The follow - up period of up to 18 months. In two cases achieved complete in two or partial destruction of the tumor by ultrasound.

Thus, the inventive method provides the possibility of hyperthermia at a controlled depth, minimum damage to the structures and tissues of the eye with the introduction of fiber optic cable and the procedure, no need for an additional surgical procedures after hyperthermia, limited necrosis of the tumor volume.
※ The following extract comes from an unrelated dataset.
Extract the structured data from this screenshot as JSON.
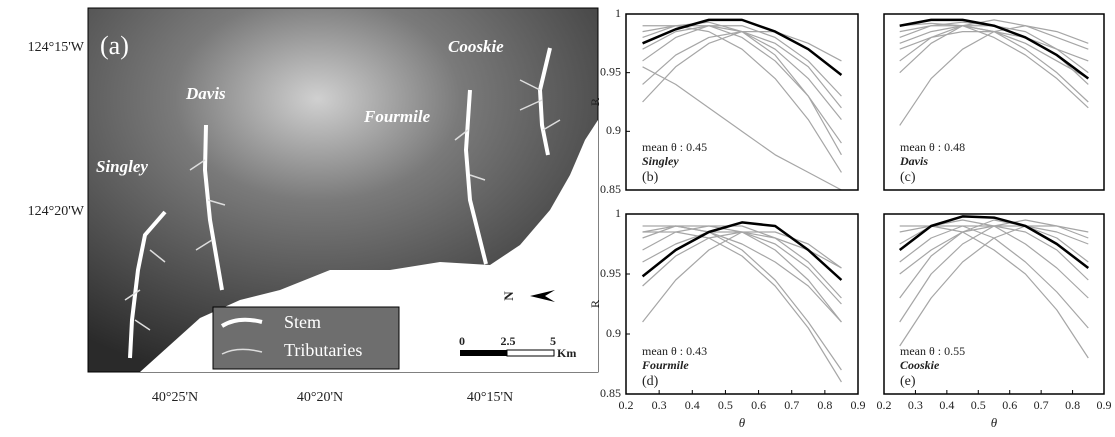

The method of introduction of optical fibers for interstitial laser hyperthermia treatment of intraocular tumors, namely, that light injected into the tumor transscleral by spears adjustable length cannula 23G or 25G perpendicular to the sclera on the line of greatest diameter at the base and on a line perpendicular diameter at a distance of 25-3,5 mm in both directions from the centre of the base of the tumor and the depth which is determined according to the preliminary ultrasound: the height of the tumor at a distance of 2.5-3.5 mm in the sclera from the centre of the base of the tumor minus 1.5-2 mm.